Entre la deuxième et la troisième fenêtre (la leur), à peu de distance du mur, il y avait un cercle de sièges qui semblaient prometteurs. J’allai, vagabonde et comme au hasard, à travers le salon, jusqu’au sofa désiré, je souris au vice-président du groupe éditorial qui me fit signe de m’asseoir à côté de lui ; je m’assis à demi sur l’accoudoir et tendis l’oreille.

Rien. Un murmure. Venant de lui, surtout. Une « musique de robinet » sans un aigu, sans une dissonance, sans un trille. Un chuchotement insaisissable, exaspérant, comme il arrive d’en entendre dans la chambre voisine, à l’hôtel (et le lendemain matin, on découvre qu’il s’agissait de deux hommes d’affaires albanais). Jamais je n’avais éprouvé tant de compréhension pour le tourment des sourds. Dans le silence absolu, peut-être serais-je parvenue à capter quelque chose, mais l’éditeur s’était mis à me faire la cour, il était en train de liquider, comme si elle était en solde, ma beauté supérieure pour en arriver (le point faible des femmes !) à ma supérieure intelligence.

Je décidai de les déranger.

Je répondais à voix très haute en soupirant, j’éclatais de rire, tantôt engageante, tantôt réservée, et réagissais à ses aimables propositions (au sujet de je ne sais quelle collection de livres d’art, d’une rubrique sur les antiquités dans une de ses revues) comme s’il me demandait les services attendus d’une courtisane du Cinquecento (Je verrais bien une chronique mensuelle des ventes les plus importantes. – Je suis une fille honnête, ne me faites pas rougir, mon très respectable monsieur !). Le pauvre, ses oreilles décollées d’un rose de plus en plus vif, n’y comprenait rien.
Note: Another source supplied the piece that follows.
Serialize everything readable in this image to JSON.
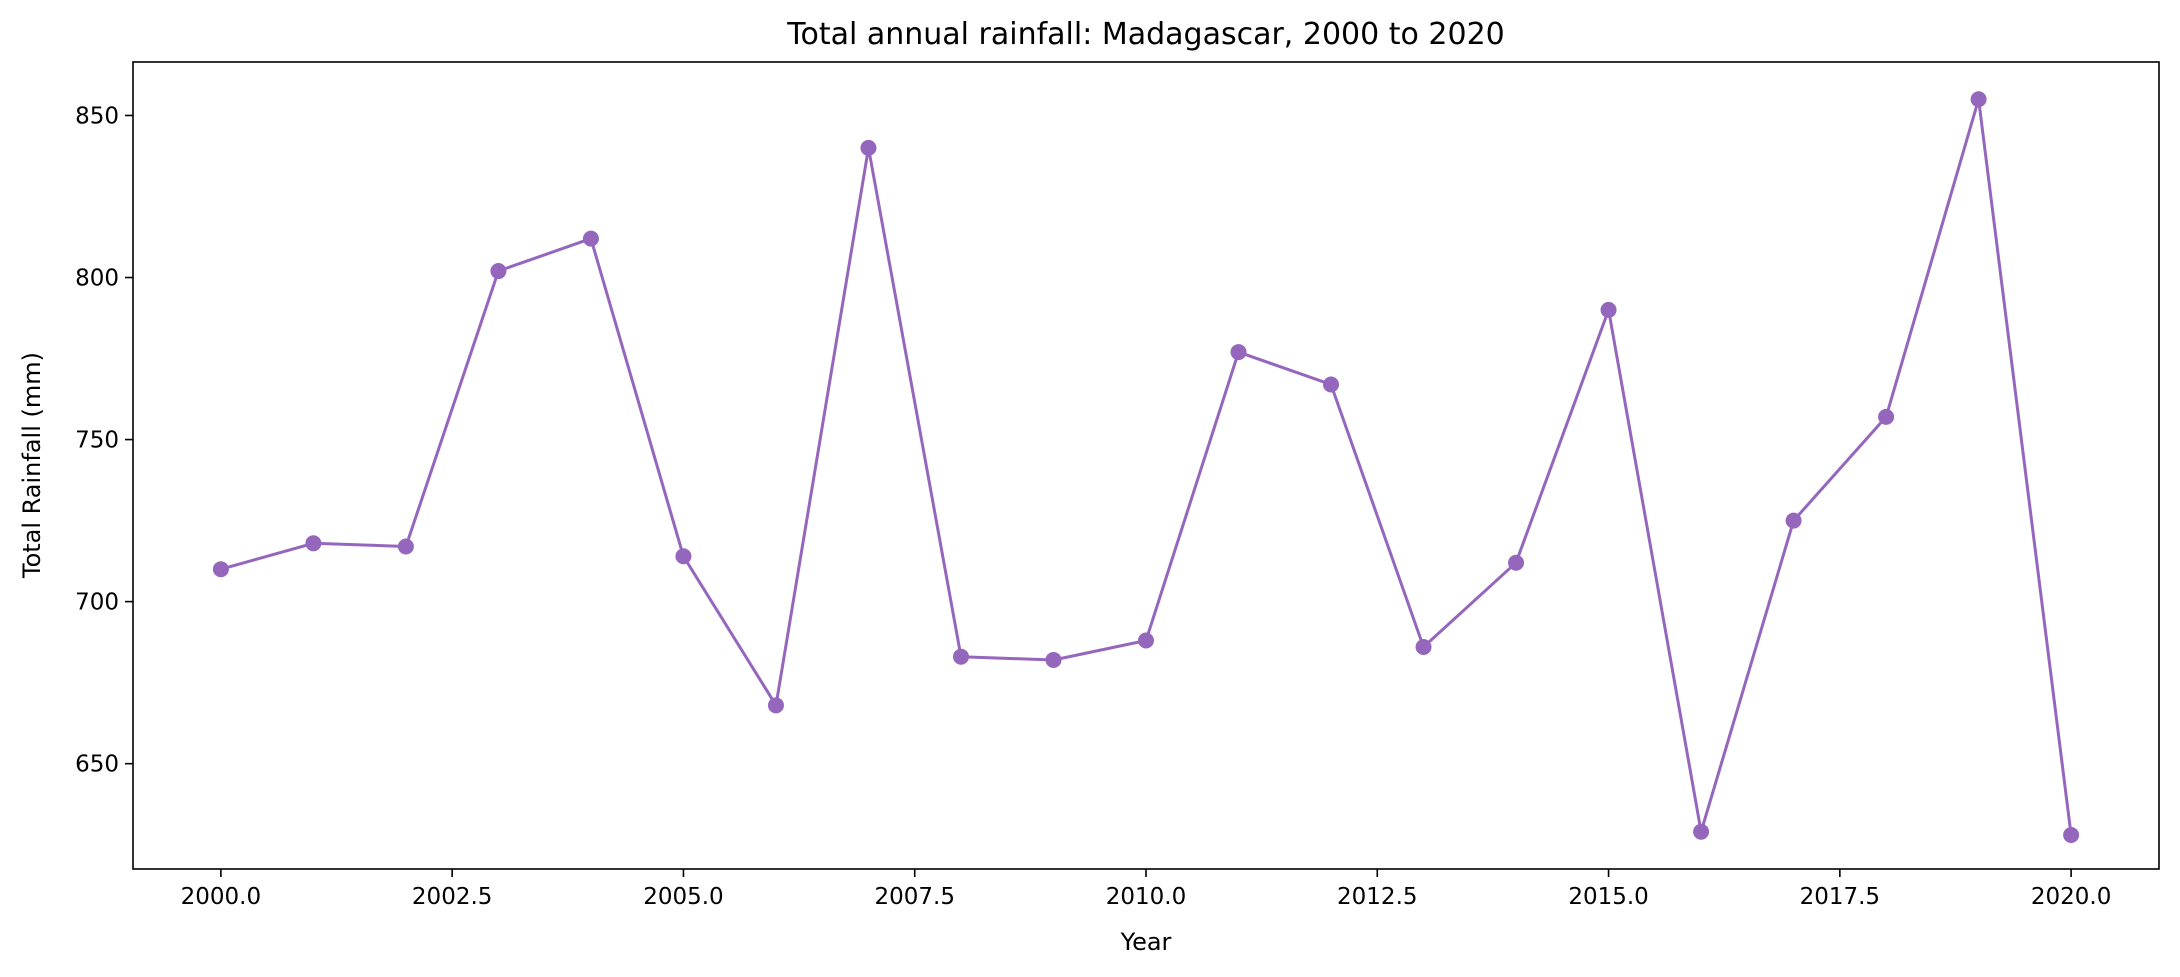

Un dialogue non seulement absurde, mais inutile, car lors des pauses j’entendais les deux autres continuer comme si de rien n’était.
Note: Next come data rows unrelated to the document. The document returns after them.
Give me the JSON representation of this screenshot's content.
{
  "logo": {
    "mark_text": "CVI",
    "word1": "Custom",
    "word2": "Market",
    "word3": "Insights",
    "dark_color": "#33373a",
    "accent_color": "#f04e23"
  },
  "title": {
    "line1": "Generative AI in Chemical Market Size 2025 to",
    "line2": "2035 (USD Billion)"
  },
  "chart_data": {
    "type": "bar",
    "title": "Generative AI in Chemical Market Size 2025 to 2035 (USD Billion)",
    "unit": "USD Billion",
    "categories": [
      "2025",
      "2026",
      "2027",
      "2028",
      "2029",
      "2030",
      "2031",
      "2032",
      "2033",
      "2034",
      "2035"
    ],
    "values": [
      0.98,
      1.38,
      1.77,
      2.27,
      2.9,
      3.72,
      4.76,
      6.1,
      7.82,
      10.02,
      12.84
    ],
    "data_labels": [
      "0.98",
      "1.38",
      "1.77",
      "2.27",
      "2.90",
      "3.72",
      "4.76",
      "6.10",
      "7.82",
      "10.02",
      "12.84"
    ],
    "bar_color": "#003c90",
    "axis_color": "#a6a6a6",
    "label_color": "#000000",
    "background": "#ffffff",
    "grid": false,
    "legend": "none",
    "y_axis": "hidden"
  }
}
Je décidai de les mettre mal à l’aise.

J’allai m’installer sur un divan adossé au mur opposé, sous l’Enlèvement d’Europe (Véronèse et élèves), et me mis à les fixer ouvertement, obstinément. Ils étaient toujours debout, de profil, et c’était toujours lui qui parlait. Elle était presque littéralement suspendue à ses lèvres, elle le dévorait de ses yeux levés vers lui, et de temps en temps disait quelque chose, objections ou questions, je ne savais. Elle baissait la tête, une ou deux fois joignit les mains, une fois lui toucha l’avant-bras. Très émue, intense. Mieux, extasiée. Lui faisait quelque chose que je ne l’avais jamais vu faire : par moments, il se balançait lentement d’avant en arrière, les mains dans les poches de sa veste, les pouces à l’extérieur. En tout cas, jamais un sourire. Et jamais ils ne se tournaient vers le salon, vers moi.

— Nous sommes à la Fenice, vint me souffler Raimondo à l’oreille. Le Duo de la Fenêtre.
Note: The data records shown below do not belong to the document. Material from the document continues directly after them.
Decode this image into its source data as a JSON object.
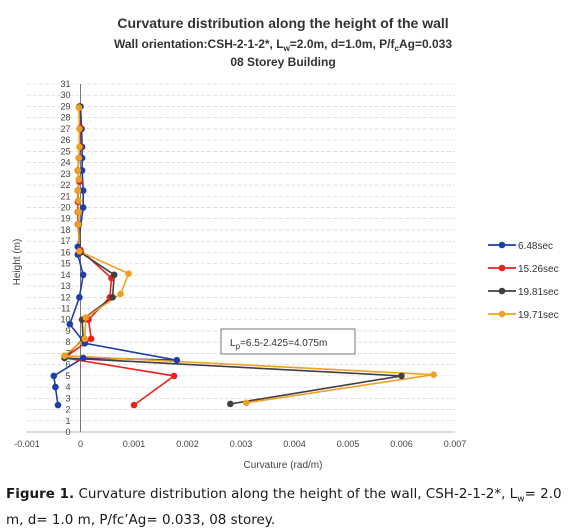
{
  "chart_data": {
    "type": "line",
    "title": "Curvature distribution along the height of the wall",
    "subtitle_parts": {
      "a": "Wall orientation:CSH-2-1-2*, L",
      "a_sub": "w",
      "b": "=2.0m, d=1.0m, P/f",
      "b_sub": "c",
      "c": "Ag=0.033"
    },
    "subtitle2": "08 Storey Building",
    "xlabel": "Curvature (rad/m)",
    "ylabel": "Height (m)",
    "xlim": [
      -0.001,
      0.007
    ],
    "ylim": [
      0,
      31
    ],
    "x_ticks": [
      "-0.001",
      "0",
      "0.001",
      "0.002",
      "0.003",
      "0.004",
      "0.005",
      "0.006",
      "0.007"
    ],
    "x_tick_values": [
      -0.001,
      0,
      0.001,
      0.002,
      0.003,
      0.004,
      0.005,
      0.006,
      0.007
    ],
    "y_ticks": [
      "0",
      "1",
      "2",
      "3",
      "4",
      "5",
      "6",
      "7",
      "8",
      "9",
      "10",
      "11",
      "12",
      "13",
      "14",
      "15",
      "16",
      "17",
      "18",
      "19",
      "20",
      "21",
      "22",
      "23",
      "24",
      "25",
      "26",
      "27",
      "28",
      "29",
      "30",
      "31"
    ],
    "grid": "horizontal",
    "legend_position": "right",
    "annotation": {
      "main": "L",
      "sub": "p",
      "rest": "=6.5-2.425=4.075m",
      "x": 0.0031,
      "y": 7.6
    },
    "series": [
      {
        "name": "6.48sec",
        "color": "#1f3fa8",
        "x": [
          -0.00042,
          -0.00047,
          -0.0005,
          5e-05,
          0.0018,
          8e-05,
          -0.0002,
          -2e-05,
          5e-05,
          -5e-05,
          -5e-05,
          5e-05,
          5e-05,
          3e-05,
          3e-05,
          3e-05,
          2e-05,
          0.0
        ],
        "y": [
          2.4,
          4.0,
          5.0,
          6.6,
          6.4,
          7.9,
          9.6,
          12.0,
          14.0,
          15.8,
          16.5,
          20.0,
          21.5,
          23.3,
          24.4,
          25.4,
          27.0,
          29.0
        ]
      },
      {
        "name": "15.26sec",
        "color": "#e8231c",
        "x": [
          0.001,
          0.00175,
          -0.0003,
          0.0002,
          0.00015,
          0.00055,
          0.00058,
          0.0,
          -5e-05,
          -5e-05,
          -5e-05,
          -5e-05,
          -2e-05,
          -5e-05,
          -3e-05,
          0.0,
          0.0,
          -2e-05
        ],
        "y": [
          2.4,
          5.0,
          6.6,
          8.3,
          10.0,
          12.0,
          13.7,
          16.2,
          18.5,
          19.6,
          20.5,
          21.5,
          22.3,
          23.3,
          24.4,
          25.4,
          27.1,
          29.0
        ]
      },
      {
        "name": "19.81sec",
        "color": "#404040",
        "x": [
          0.0028,
          0.006,
          -0.0003,
          5e-05,
          3e-05,
          0.0006,
          0.00063,
          0.0,
          -3e-05,
          -4e-05,
          -4e-05,
          -5e-05,
          -3e-05,
          -5e-05,
          -3e-05,
          -1e-05,
          -1e-05,
          -2e-05
        ],
        "y": [
          2.5,
          5.0,
          6.6,
          8.3,
          10.0,
          12.0,
          14.0,
          16.0,
          18.5,
          19.6,
          20.6,
          21.5,
          22.5,
          23.3,
          24.4,
          25.4,
          27.0,
          29.0
        ]
      },
      {
        "name": "19.71sec",
        "color": "#f0a020",
        "x": [
          0.0031,
          0.0066,
          -0.0003,
          8e-05,
          0.0001,
          0.00075,
          0.0009,
          -2e-05,
          -4e-05,
          -4e-05,
          -4e-05,
          -5e-05,
          -3e-05,
          -5e-05,
          -3e-05,
          -2e-05,
          -2e-05,
          -3e-05
        ],
        "y": [
          2.6,
          5.1,
          6.8,
          8.3,
          10.2,
          12.3,
          14.1,
          16.1,
          18.5,
          19.6,
          20.6,
          21.5,
          22.5,
          23.3,
          24.4,
          25.4,
          27.0,
          28.9
        ]
      }
    ]
  },
  "caption": {
    "label": "Figure 1.",
    "t1": " Curvature distribution along the height of the wall, CSH-2-1-2*, L",
    "t1_sub": "w",
    "t2": "= 2.0 m, d= 1.0 m, P/fc’Ag= 0.033, 08 storey."
  }
}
— Ça te fait l’effet d’une scène de séduction ?

— Franchement non. Plutôt d’une scène chez un conseiller fiscal.

— Mais est-ce qu’on ne peut pas intervenir ? Après tout, c’est elle la maîtresse de maison, elle a des devoirs élémentaires envers ses invités, non ?

— Je sais, et d’ailleurs le Président est en train de s’énerver, il doit prendre un avion à sept heures demain matin, il voudrait aller se coucher.

Il parlait et parlait encore. Elle ouvrait de grands yeux, hochait la tête (intelligente, elle avait compris). Puis elle levait le menton et posait une question (sotte, elle n’avait pas compris). À un moment donné, elle mit une main sur sa bouche et écarquilla les yeux au point de faire craindre un évanouissement imminent. Elle devait avoir eu Dieu sait quelle révélation – selon elle – suprême.

Raimondo regarda autour de lui, prit sur une petite table un plat d’argent contenant une population clairsemée de chocolats.

— Non, merci.

— Mais ils ne sont pas pour toi, répondit Raimondo en me clignant de l’œil. J’envoie Nava en mission. Il se chargera de faire tomber le rideau.